Gene expression profiles of the 46 urothelial samples were obtained by hybridization to Affymetrix U133 Plus 2.0 arrays containing 54,613 targets (covering 47,000 transcripts). Due to the paucity of RNA recovered from the urothelial cell samples (ranging from 50-200 ng total RNA), a two-cycle amplification strategy was required to generate enough labeled cRNA for array hybridization (30). As evaluation of minimal starting RNA material is awkward, we added a postarray hybridization quality control strategy to remove samples of insufficient RNA quality from further analysis. A high post chip 5′:3′ ratio of >1 corresponds to high quality material and processing (32).
After appropriate normalization, two-way hierarchical cluster analysis resulted in a distinct separation of the samples into two groups and identified a geneset that had expression patterns associated with disease status. The dendrogram (Fig. 1) shows that one cluster contained 19 of the 20 tumor-bearing cases, and the second cluster contained the 26 noncancer cases and one tumor case.

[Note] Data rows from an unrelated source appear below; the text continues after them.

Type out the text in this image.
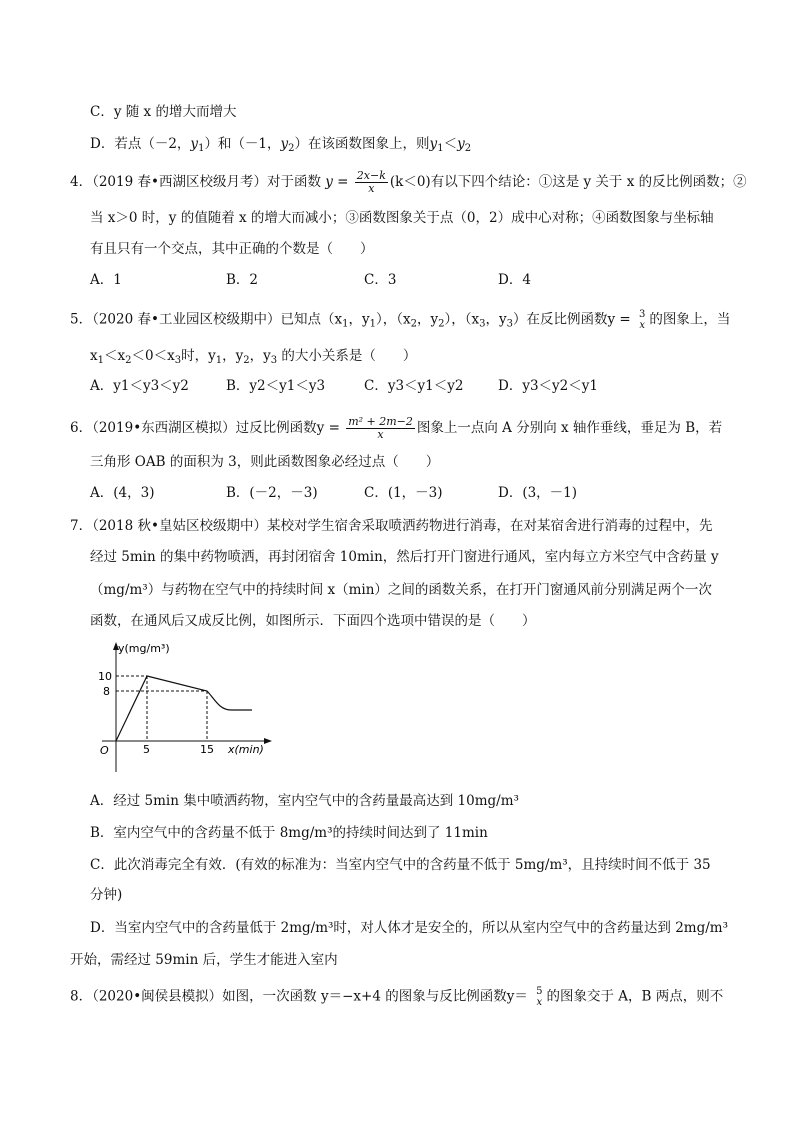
C．y 随 x 的增大而增大
D．若点（－2，$y_1$）和（－1，$y_2$）在该函数图象上，则$y_1<y_2$
4．（2019 春•西湖区校级月考）对于函数 $y = \frac{2x-k}{x} (k<0)$有以下四个结论：①这是 y 关于 x 的反比例函数；②
当 x＞0 时，y 的值随着 x 的增大而减小；③函数图象关于点（0，2）成中心对称；④函数图象与坐标轴
有且只有一个交点，其中正确的个数是（　　）
A．1	B．2	C．3	D．4
5．（2020 春•工业园区校级期中）已知点（$x_1$，$y_1$），（$x_2$，$y_2$），（$x_3$，$y_3$）在反比例函数y = 3
x 的图象上，当
$x_1<x_2<0<x_3$时，$y_1$，$y_2$，$y_3$ 的大小关系是（　　）
A．y1＜y3＜y2	B．y2＜y1＜y3	C．y3＜y1＜y2	D．y3＜y2＜y1
6．（2019•东西湖区模拟）过反比例函数$y = \frac{\text{m² + 2m−2}}{x}$ 图象上一点向 A 分别向 x 轴作垂线，垂足为 B，若
三角形 OAB 的面积为 3，则此函数图象必经过点（　　）
A．(4，3)	B．(－2，－3)	C．(1，－3)	D．(3，－1)
7．（2018 秋•皇姑区校级期中）某校对学生宿舍采取喷洒药物进行消毒，在对某宿舍进行消毒的过程中，先
经过 5min 的集中药物喷洒，再封闭宿舍 10min，然后打开门窗进行通风，室内每立方米空气中含药量 y
（mg/m³）与药物在空气中的持续时间 x（min）之间的函数关系，在打开门窗通风前分别满足两个一次
函数，在通风后又成反比例，如图所示．下面四个选项中错误的是（　　）
y(mg/m³)
x(min)
O
10
8
5	15
A．经过 5min 集中喷洒药物，室内空气中的含药量最高达到 10mg/m³
B．室内空气中的含药量不低于 8mg/m³的持续时间达到了 11min
C．此次消毒完全有效．(有效的标准为：当室内空气中的含药量不低于 5mg/m³，且持续时间不低于 35
分钟)
D．当室内空气中的含药量低于 2mg/m³时，对人体才是安全的，所以从室内空气中的含药量达到 2mg/m³
开始，需经过 59min 后，学生才能进入室内
8．（2020•闽侯县模拟）如图，一次函数 y＝−x+4 的图象与反比例函数y＝ 5
x 的图象交于 A，B 两点，则不
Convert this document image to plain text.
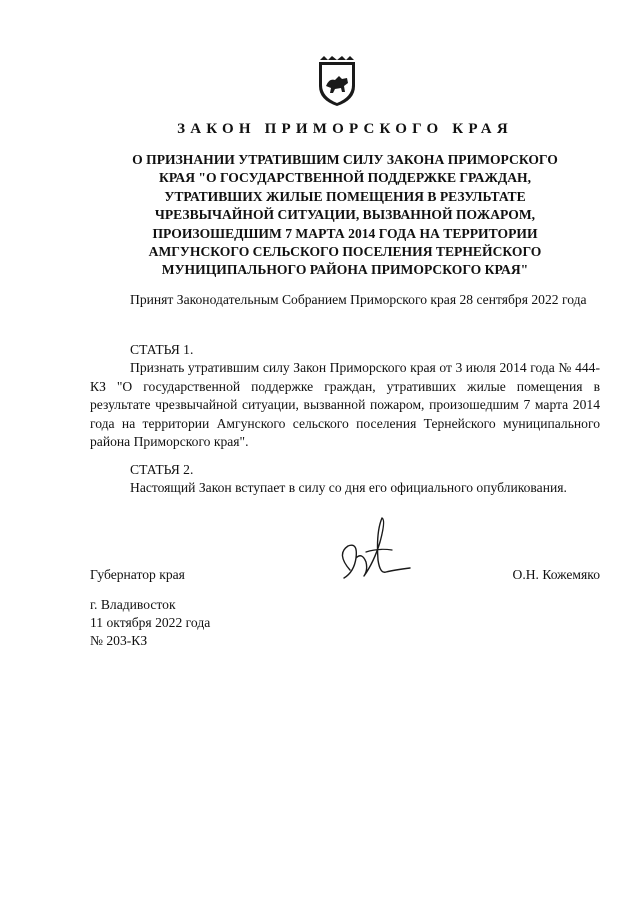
ЗАКОН ПРИМОРСКОГО КРАЯ
О ПРИЗНАНИИ УТРАТИВШИМ СИЛУ ЗАКОНА ПРИМОРСКОГО
КРАЯ "О ГОСУДАРСТВЕННОЙ ПОДДЕРЖКЕ ГРАЖДАН,
УТРАТИВШИХ ЖИЛЫЕ ПОМЕЩЕНИЯ В РЕЗУЛЬТАТЕ
ЧРЕЗВЫЧАЙНОЙ СИТУАЦИИ, ВЫЗВАННОЙ ПОЖАРОМ,
ПРОИЗОШЕДШИМ 7 МАРТА 2014 ГОДА НА ТЕРРИТОРИИ
АМГУНСКОГО СЕЛЬСКОГО ПОСЕЛЕНИЯ ТЕРНЕЙСКОГО
МУНИЦИПАЛЬНОГО РАЙОНА ПРИМОРСКОГО КРАЯ"

Принят Законодательным Собранием Приморского края 28 сентября 2022 года

СТАТЬЯ 1.

Признать утратившим силу Закон Приморского края от 3 июля 2014 года № 444-КЗ "О государственной поддержке граждан, утративших жилые помещения в результате чрезвычайной ситуации, вызванной пожаром, произошедшим 7 марта 2014 года на территории Амгунского сельского поселения Тернейского муниципального района Приморского края".

СТАТЬЯ 2.

Настоящий Закон вступает в силу со дня его официального опубликования.

Губернатор края	О.Н. Кожемяко

г. Владивосток

11 октября 2022 года

№ 203-КЗ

A total of 319 differentially expressed genes (P < 0.01) associated with these clusters were ranked by P value (see Supplementary Table S1 in Supplementary Data). The predominant compartmental class of genes in the set encoded integral membrane proteins (110 genes), and 53 genes encoded secreted proteins. These classes are of particular potential for development as biomarkers for urinalysis. The statistical significance of the gene expression correlations with disease status was further refined by calculation of the family-wise error rate. Results derived from 10,000 permutations of the class labels (tumor or normal) revealed that the top 45 genes had a family-wise error rate of <0.05 (Supplementary Table S2 in Supplementary Data; Table 2). Differentially expressed gene information was imported into “Pathway Studio” software (Ariadne Genomics Inc.). This analysis can reveal common regulators and associated pathway components within the data set, based on multiple citations (33). The analysis revealed connectivity between many of the genes associated with bladder disease status, but mapping these relationships showed that this connectivity is mediated through a few key factors that act as signaling hubs (Fig. 2). The two major hubs, vascular endothelial growth factor and angiotensinogen, both up-regulated in tumor cases, are linked directly biologically, and indirectly through three minor hubs FLT1, ANG, and ERBB2.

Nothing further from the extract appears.